Ramaphosa also said that the Medium-Term Development Plan will help advance inclusive growth and job creation.

“Our most urgent task is to grow our economy so that we can create jobs, reduce poverty and improve the lives of all South Africans,” he said.

To achieve these objectives, government will introduce a graduate recruitment scheme to attract the “best and the brightest" into the public service, the president added. 

Mahlangu said that the scheme is welcomed but called for a concrete plan of how this can be achieved.

He said that government’s commitment to investing in digital public infrastructure presents an opportunity to leverage the expertise of local technology graduates and professionals, ensuring an inclusive approach that nurtures homegrown talent.

The president also said that in order to help address the unemployment issue in SA, GDP needs to grow by 3% in the coming years.

Mahlangu said that this push for more economic growth is ambitious but achieving it will require clear execution strategies from government in order to enable job creation.

“The R900 billion infrastructure investment is a major opportunity, but it must be ring-fenced to benefit unemployed South Africans, with at least a 60/40 split prioritising youth employment,” he added.

“Only where skills gaps exist should expertise be imported, and even then, it should be structured around skills transfer initiatives,” the employment expert explained. 

Promises but no action

Support for youth, black-owned, women-led and disabled-owned businesses was reiterated in the speech by Ramaphosa, but Mahlangu said that South Africans have heard this before. 

He said that it was now time to move from words to concrete action.

Mahlangu posed a question to Ramaphosa and asked if there are specific sectors that can serve as low-hanging fruit for transformation.

Over 200,000 new jobs

President Ramaphosa said that in the past year, young South Africans secured 235,000 work opportunities through the National Pathway Management Network, which is underpinned by the SAYouth.mobi platform.

Mahlangu argued that the creation of these work opportunities through SAYouth.mobi is promising on paper, but key questions remain. 

“Do these jobs pay a living wage? Are they in high-growth sectors? Are they sustainable?” 

These questions need to be addressed by government, he noted. Lastly, Mahlangu said that as South Africa takes the global stage with the G20 presidency, we have a unique opportunity to position African youth employment, entrepreneurship and financial inclusion as priorities on the international agenda.

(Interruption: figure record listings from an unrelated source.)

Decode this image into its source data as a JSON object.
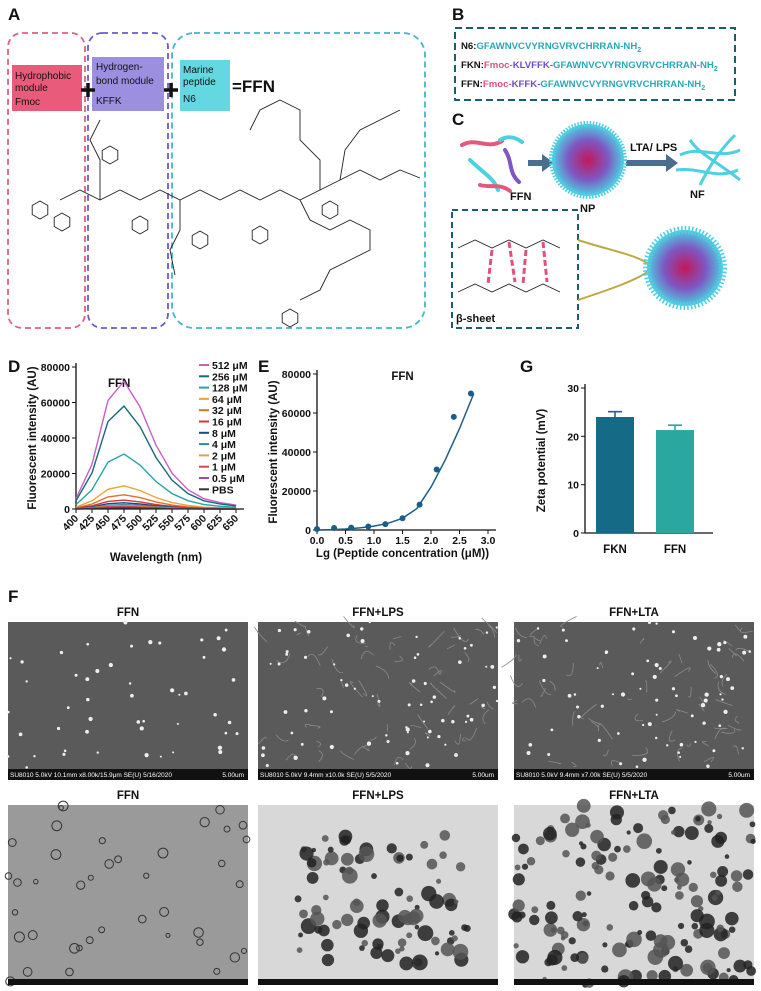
{
  "panel_a": {
    "label": "A",
    "modules": [
      {
        "lines": [
          "Hydrophobic",
          "module"
        ],
        "name": "Fmoc"
      },
      {
        "lines": [
          "Hydrogen-",
          "bond module"
        ],
        "name": "KFFK"
      },
      {
        "lines": [
          "Marine",
          "peptide"
        ],
        "name": "N6"
      }
    ],
    "result": "=FFN"
  },
  "panel_b": {
    "label": "B",
    "sequences": [
      {
        "label": "N6:",
        "fmoc": "",
        "linker": "",
        "seq": "GFAWNVCVYRNGVRVCHRRAN-NH",
        "sub": "2"
      },
      {
        "label": "FKN:",
        "fmoc": "Fmoc-",
        "linker": "KLVFFK-",
        "seq": "GFAWNVCVYRNGVRVCHRRAN-NH",
        "sub": "2"
      },
      {
        "label": "FFN:",
        "fmoc": "Fmoc-",
        "linker": "KFFK-",
        "seq": "GFAWNVCVYRNGVRVCHRRAN-NH",
        "sub": "2"
      }
    ]
  },
  "panel_c": {
    "label": "C",
    "monomer": "FFN",
    "np": "NP",
    "trigger": "LTA/ LPS",
    "nf": "NF",
    "sheet": "β-sheet"
  },
  "chart_data": [
    {
      "panel": "D",
      "type": "line",
      "title": "FFN",
      "x_label": "Wavelength (nm)",
      "y_label": "Fluorescent intensity (AU)",
      "x": [
        400,
        425,
        450,
        475,
        500,
        525,
        550,
        575,
        600,
        625,
        650
      ],
      "xlim": [
        400,
        650
      ],
      "xticks": [
        400,
        425,
        450,
        475,
        500,
        525,
        550,
        575,
        600,
        625,
        650
      ],
      "ylim": [
        0,
        80000
      ],
      "yticks": [
        0,
        20000,
        40000,
        60000,
        80000
      ],
      "series": [
        {
          "name": "512 μM",
          "color": "#c85fc8",
          "values": [
            5800,
            25200,
            61200,
            72000,
            57600,
            36000,
            20200,
            10800,
            5800,
            3600,
            2200
          ]
        },
        {
          "name": "256 μM",
          "color": "#17697c",
          "values": [
            4600,
            20300,
            49300,
            58000,
            46400,
            29000,
            16200,
            8700,
            4600,
            2900,
            1700
          ]
        },
        {
          "name": "128 μM",
          "color": "#26a3a8",
          "values": [
            2500,
            10900,
            26400,
            31000,
            24800,
            15500,
            8700,
            4700,
            2500,
            1600,
            900
          ]
        },
        {
          "name": "64 μM",
          "color": "#f0a437",
          "values": [
            1000,
            4600,
            11100,
            13000,
            10400,
            6500,
            3600,
            2000,
            1000,
            700,
            400
          ]
        },
        {
          "name": "32 μM",
          "color": "#e0702a",
          "values": [
            600,
            2800,
            6800,
            8000,
            6400,
            4000,
            2200,
            1200,
            600,
            400,
            200
          ]
        },
        {
          "name": "16 μM",
          "color": "#d8323c",
          "values": [
            400,
            1800,
            4300,
            5000,
            4000,
            2500,
            1400,
            800,
            400,
            300,
            200
          ]
        },
        {
          "name": "8 μM",
          "color": "#1d4a78",
          "values": [
            300,
            1200,
            3000,
            3500,
            2800,
            1800,
            1000,
            500,
            300,
            200,
            100
          ]
        },
        {
          "name": "4 μM",
          "color": "#2b8c9a",
          "values": [
            200,
            900,
            2100,
            2500,
            2000,
            1300,
            700,
            400,
            200,
            100,
            100
          ]
        },
        {
          "name": "2 μM",
          "color": "#e99a4c",
          "values": [
            200,
            700,
            1700,
            2000,
            1600,
            1000,
            600,
            300,
            200,
            100,
            100
          ]
        },
        {
          "name": "1 μM",
          "color": "#d44a4a",
          "values": [
            100,
            500,
            1300,
            1500,
            1200,
            800,
            400,
            200,
            100,
            100,
            0
          ]
        },
        {
          "name": "0.5 μM",
          "color": "#a648a6",
          "values": [
            100,
            400,
            900,
            1000,
            800,
            500,
            300,
            200,
            100,
            0,
            0
          ]
        },
        {
          "name": "PBS",
          "color": "#333333",
          "values": [
            0,
            200,
            400,
            500,
            400,
            300,
            100,
            100,
            0,
            0,
            0
          ]
        }
      ]
    },
    {
      "panel": "E",
      "type": "scatter",
      "title": "FFN",
      "x_label": "Lg (Peptide concentration (μM))",
      "y_label": "Fluorescent intensity (AU)",
      "xlim": [
        0,
        3
      ],
      "xticks": [
        {
          "value": 0,
          "label": "0.0"
        },
        0.5,
        {
          "value": 1,
          "label": "1.0"
        },
        1.5,
        {
          "value": 2,
          "label": "2.0"
        },
        2.5,
        {
          "value": 3,
          "label": "3.0"
        }
      ],
      "ylim": [
        0,
        80000
      ],
      "yticks": [
        0,
        20000,
        40000,
        60000,
        80000
      ],
      "series": [
        {
          "color": "#1c5d8a",
          "marker": "circle",
          "x": [
            0,
            0.3,
            0.6,
            0.9,
            1.2,
            1.5,
            1.8,
            2.1,
            2.4,
            2.7
          ],
          "values": [
            500,
            1000,
            1200,
            1800,
            3000,
            6000,
            13000,
            31000,
            58000,
            70000
          ]
        },
        {
          "color": "#1c5d8a",
          "style": "line",
          "x": [
            0,
            0.25,
            0.5,
            0.75,
            1,
            1.25,
            1.5,
            1.75,
            2,
            2.25,
            2.5,
            2.75
          ],
          "values": [
            0,
            200,
            500,
            1100,
            2000,
            3500,
            6000,
            11000,
            22000,
            36000,
            52000,
            70000
          ]
        }
      ]
    },
    {
      "panel": "G",
      "type": "bar",
      "y_label": "Zeta potential (mV)",
      "categories": [
        "FKN",
        "FFN"
      ],
      "values": [
        24,
        21.3
      ],
      "errors": [
        1.1,
        1
      ],
      "colors": [
        "#156b86",
        "#2aa8a0"
      ],
      "ylim": [
        0,
        30
      ],
      "yticks": [
        0,
        10,
        20,
        30
      ]
    }
  ],
  "panel_f": {
    "label": "F",
    "sem": [
      {
        "title": "FFN",
        "caption": "SU8010 5.0kV 10.1mm x8.00k/15.9μm SE(U) 5/16/2020",
        "scale": "5.00um"
      },
      {
        "title": "FFN+LPS",
        "caption": "SU8010 5.0kV 9.4mm x10.0k SE(U) 5/5/2020",
        "scale": "5.00um"
      },
      {
        "title": "FFN+LTA",
        "caption": "SU8010 5.0kV 9.4mm x7.00k SE(U) 5/5/2020",
        "scale": "5.00um"
      }
    ],
    "tem": [
      {
        "title": "FFN"
      },
      {
        "title": "FFN+LPS"
      },
      {
        "title": "FFN+LTA"
      }
    ]
  }
}
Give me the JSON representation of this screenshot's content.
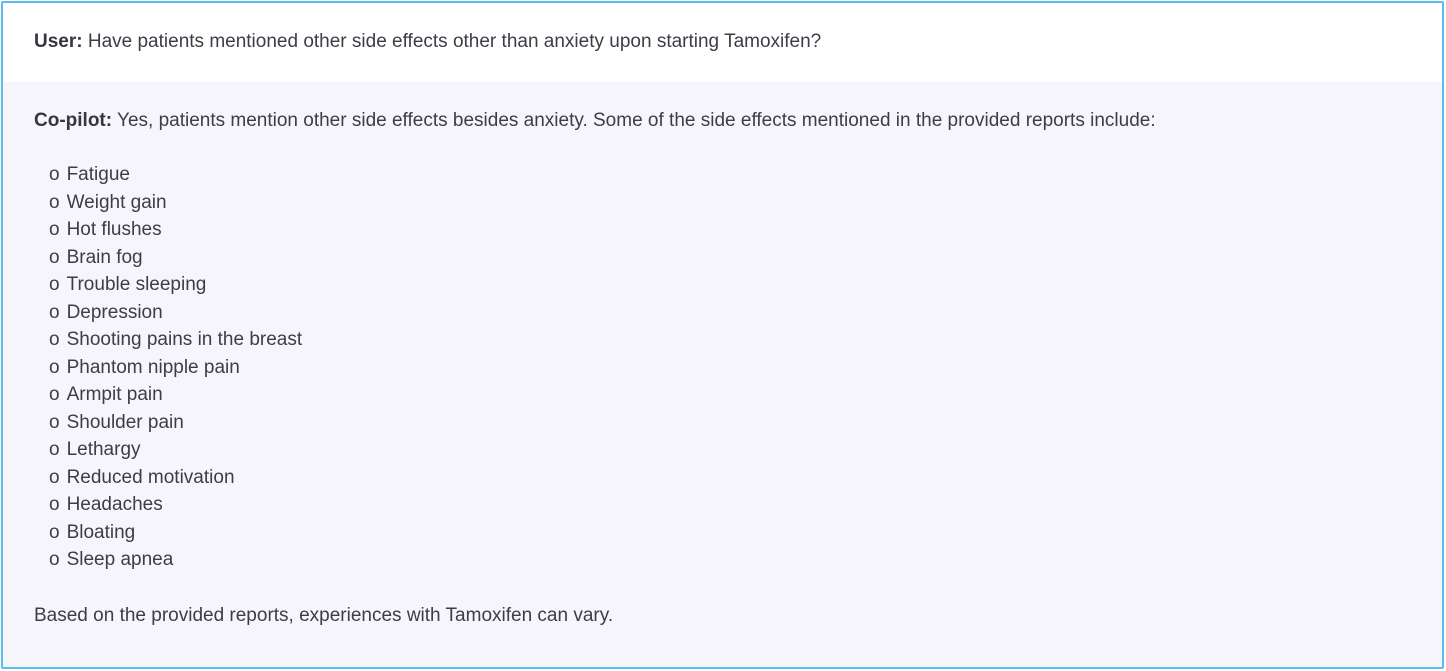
{
  "user_message": {
    "label": "User:",
    "text": "Have patients mentioned other side effects other than anxiety upon starting Tamoxifen?"
  },
  "copilot_message": {
    "label": "Co-pilot:",
    "intro": "Yes, patients mention other side effects besides anxiety. Some of the side effects mentioned in the provided reports include:",
    "bullet": "o",
    "side_effects": [
      "Fatigue",
      "Weight gain",
      "Hot flushes",
      "Brain fog",
      "Trouble sleeping",
      "Depression",
      "Shooting pains in the breast",
      "Phantom nipple pain",
      "Armpit pain",
      "Shoulder pain",
      "Lethargy",
      "Reduced motivation",
      "Headaches",
      "Bloating",
      "Sleep apnea"
    ],
    "outro": "Based on the provided reports, experiences with Tamoxifen can vary."
  },
  "colors": {
    "border": "#5cbcee",
    "user_bg": "#ffffff",
    "copilot_bg": "#f5f5fb",
    "text": "#3d3d47"
  }
}
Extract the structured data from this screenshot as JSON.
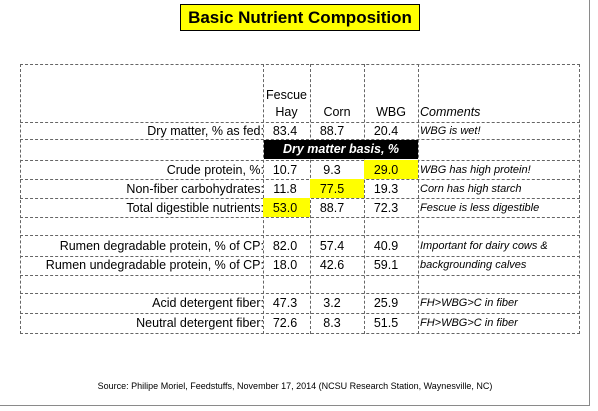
{
  "title": "Basic Nutrient Composition",
  "columns": {
    "col1_line1": "Fescue",
    "col1_line2": "Hay",
    "col2": "Corn",
    "col3": "WBG",
    "comments": "Comments"
  },
  "dry_matter_basis_label": "Dry matter basis, %",
  "rows": [
    {
      "label": "Dry matter, % as fed:",
      "fescue": "83.4",
      "corn": "88.7",
      "wbg": "20.4",
      "comment": "WBG is wet!"
    },
    {
      "label": "Crude protein, %:",
      "fescue": "10.7",
      "corn": "9.3",
      "wbg": "29.0",
      "comment": "WBG has high protein!"
    },
    {
      "label": "Non-fiber carbohydrates:",
      "fescue": "11.8",
      "corn": "77.5",
      "wbg": "19.3",
      "comment": "Corn has high starch"
    },
    {
      "label": "Total digestible nutrients:",
      "fescue": "53.0",
      "corn": "88.7",
      "wbg": "72.3",
      "comment": "Fescue is less digestible"
    },
    {
      "label": "Rumen degradable protein, % of CP:",
      "fescue": "82.0",
      "corn": "57.4",
      "wbg": "40.9",
      "comment": "Important for dairy cows &"
    },
    {
      "label": "Rumen undegradable protein, % of CP:",
      "fescue": "18.0",
      "corn": "42.6",
      "wbg": "59.1",
      "comment": "backgrounding calves"
    },
    {
      "label": "Acid detergent fiber:",
      "fescue": "47.3",
      "corn": "3.2",
      "wbg": "25.9",
      "comment": "FH>WBG>C in fiber"
    },
    {
      "label": "Neutral detergent fiber:",
      "fescue": "72.6",
      "corn": "8.3",
      "wbg": "51.5",
      "comment": "FH>WBG>C in fiber"
    }
  ],
  "highlight_color": "#ffff00",
  "source": "Source: Philipe Moriel, Feedstuffs, November 17, 2014 (NCSU Research Station, Waynesville, NC)"
}
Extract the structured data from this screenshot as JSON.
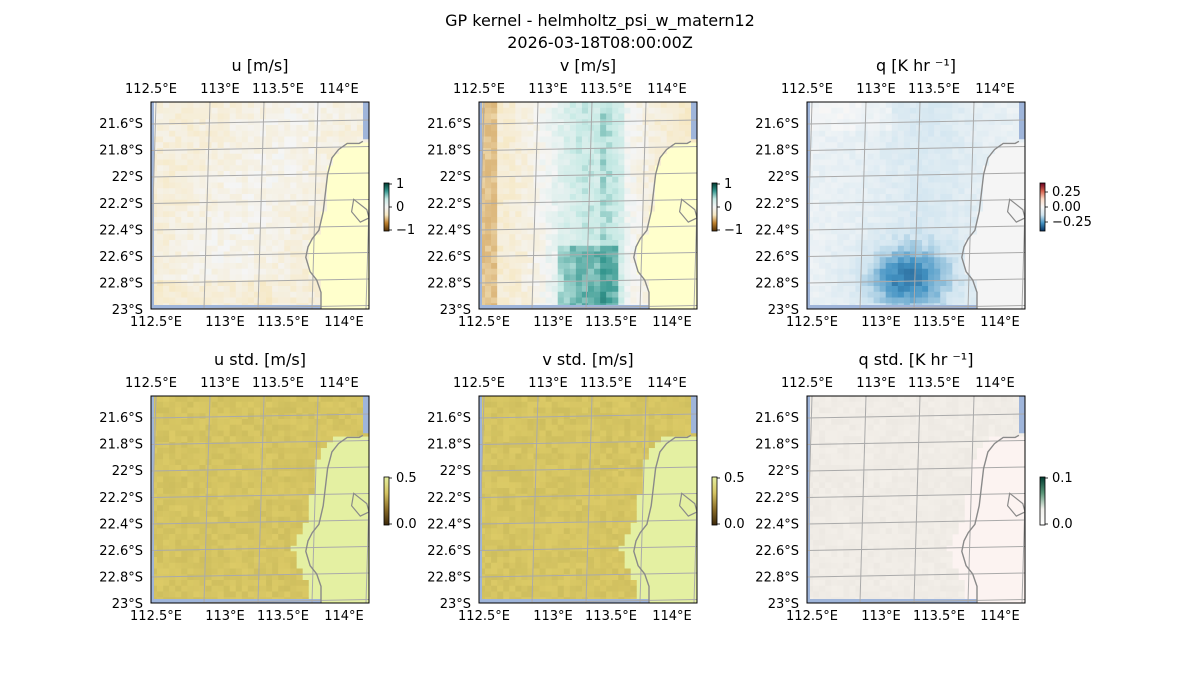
{
  "figure": {
    "title": "GP kernel - helmholtz_psi_w_matern12",
    "subtitle": "2026-03-18T08:00:00Z"
  },
  "colors": {
    "land": "#ffffcc",
    "ocean_edge": "#9fb5da",
    "coastline": "#8a8a8a",
    "grid": "#aaaaaa",
    "std_land": "#e4f0a2",
    "q_land": "#f5f5f5"
  },
  "chart_data": [
    {
      "type": "heatmap",
      "id": "u",
      "title": "u [m/s]",
      "x_ticks": [
        "112.5°E",
        "113°E",
        "113.5°E",
        "114°E"
      ],
      "y_ticks": [
        "21.6°S",
        "21.8°S",
        "22°S",
        "22.2°S",
        "22.4°S",
        "22.6°S",
        "22.8°S",
        "23°S"
      ],
      "lon_range": [
        112.4,
        114.2
      ],
      "lat_range": [
        -23.0,
        -21.48
      ],
      "colorbar": {
        "ticks": [
          "1",
          "0",
          "−1"
        ],
        "range": [
          -1,
          1
        ],
        "colormap": "BrBG-like diverging"
      },
      "field_summary": "mostly small positive values (pale yellow-tan) over ocean; land masked"
    },
    {
      "type": "heatmap",
      "id": "v",
      "title": "v [m/s]",
      "x_ticks": [
        "112.5°E",
        "113°E",
        "113.5°E",
        "114°E"
      ],
      "y_ticks": [
        "21.6°S",
        "21.8°S",
        "22°S",
        "22.2°S",
        "22.4°S",
        "22.6°S",
        "22.8°S",
        "23°S"
      ],
      "lon_range": [
        112.4,
        114.2
      ],
      "lat_range": [
        -23.0,
        -21.48
      ],
      "colorbar": {
        "ticks": [
          "1",
          "0",
          "−1"
        ],
        "range": [
          -1,
          1
        ],
        "colormap": "BrBG-like diverging"
      },
      "field_summary": "positive near western edge, negative (teal) in central band, strongest near south"
    },
    {
      "type": "heatmap",
      "id": "q",
      "title": "q [K hr ⁻¹]",
      "x_ticks": [
        "112.5°E",
        "113°E",
        "113.5°E",
        "114°E"
      ],
      "y_ticks": [
        "21.6°S",
        "21.8°S",
        "22°S",
        "22.2°S",
        "22.4°S",
        "22.6°S",
        "22.8°S",
        "23°S"
      ],
      "lon_range": [
        112.4,
        114.2
      ],
      "lat_range": [
        -23.0,
        -21.48
      ],
      "colorbar": {
        "ticks": [
          "0.25",
          "0.00",
          "−0.25"
        ],
        "range": [
          -0.35,
          0.35
        ],
        "colormap": "RdBu-like diverging"
      },
      "field_summary": "weakly negative (light blue) over most of the ocean, stronger negative in south-central region"
    },
    {
      "type": "heatmap",
      "id": "u_std",
      "title": "u std. [m/s]",
      "x_ticks": [
        "112.5°E",
        "113°E",
        "113.5°E",
        "114°E"
      ],
      "y_ticks": [
        "21.6°S",
        "21.8°S",
        "22°S",
        "22.2°S",
        "22.4°S",
        "22.6°S",
        "22.8°S",
        "23°S"
      ],
      "lon_range": [
        112.4,
        114.2
      ],
      "lat_range": [
        -23.0,
        -21.48
      ],
      "colorbar": {
        "ticks": [
          "0.5",
          "0.0"
        ],
        "range": [
          0,
          0.6
        ],
        "colormap": "sequential"
      },
      "field_summary": "near-uniform standard deviation over ocean cells"
    },
    {
      "type": "heatmap",
      "id": "v_std",
      "title": "v std. [m/s]",
      "x_ticks": [
        "112.5°E",
        "113°E",
        "113.5°E",
        "114°E"
      ],
      "y_ticks": [
        "21.6°S",
        "21.8°S",
        "22°S",
        "22.2°S",
        "22.4°S",
        "22.6°S",
        "22.8°S",
        "23°S"
      ],
      "lon_range": [
        112.4,
        114.2
      ],
      "lat_range": [
        -23.0,
        -21.48
      ],
      "colorbar": {
        "ticks": [
          "0.5",
          "0.0"
        ],
        "range": [
          0,
          0.6
        ],
        "colormap": "sequential"
      },
      "field_summary": "near-uniform standard deviation over ocean cells"
    },
    {
      "type": "heatmap",
      "id": "q_std",
      "title": "q std. [K hr ⁻¹]",
      "x_ticks": [
        "112.5°E",
        "113°E",
        "113.5°E",
        "114°E"
      ],
      "y_ticks": [
        "21.6°S",
        "21.8°S",
        "22°S",
        "22.2°S",
        "22.4°S",
        "22.6°S",
        "22.8°S",
        "23°S"
      ],
      "lon_range": [
        112.4,
        114.2
      ],
      "lat_range": [
        -23.0,
        -21.48
      ],
      "colorbar": {
        "ticks": [
          "0.1",
          "0.0"
        ],
        "range": [
          0,
          0.12
        ],
        "colormap": "sequential"
      },
      "field_summary": "very low standard deviation throughout"
    }
  ]
}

“We need the kind of bold action that shifts policy into real, measurable change for young South Africans,” he added. 

A point of pride?

The Foundation for Rights of Expression and Equality (Free SA) also responded to Ramaphosa's address and said that the president only presented public employment programmes as a solution to joblessness.

He ignored the reality that real job creation comes from a thriving private sector, not more government-run initiatives, the foundation said.

"The notion that the government must create jobs rather than enable businesses to do so is a fundamental misunderstanding of how economies grow," Free SA said.

The organisation argued that Ramaphosa should instead reduce red tape, ease labour laws, and encourage entrepreneurship, but yet again the president and government remained "fixated on expanding its own role in employment".

Lastly, Free SA said that Ramaphosa boasted about the fact that government provided social assistance to more than 28 million people.

"This should not be a point of pride, but rather a wake-up call that economic policies have failed to lift people out of dependence on the state. A growing welfare state is not a sign of progress, it is a sign of stagnation," the foundation said.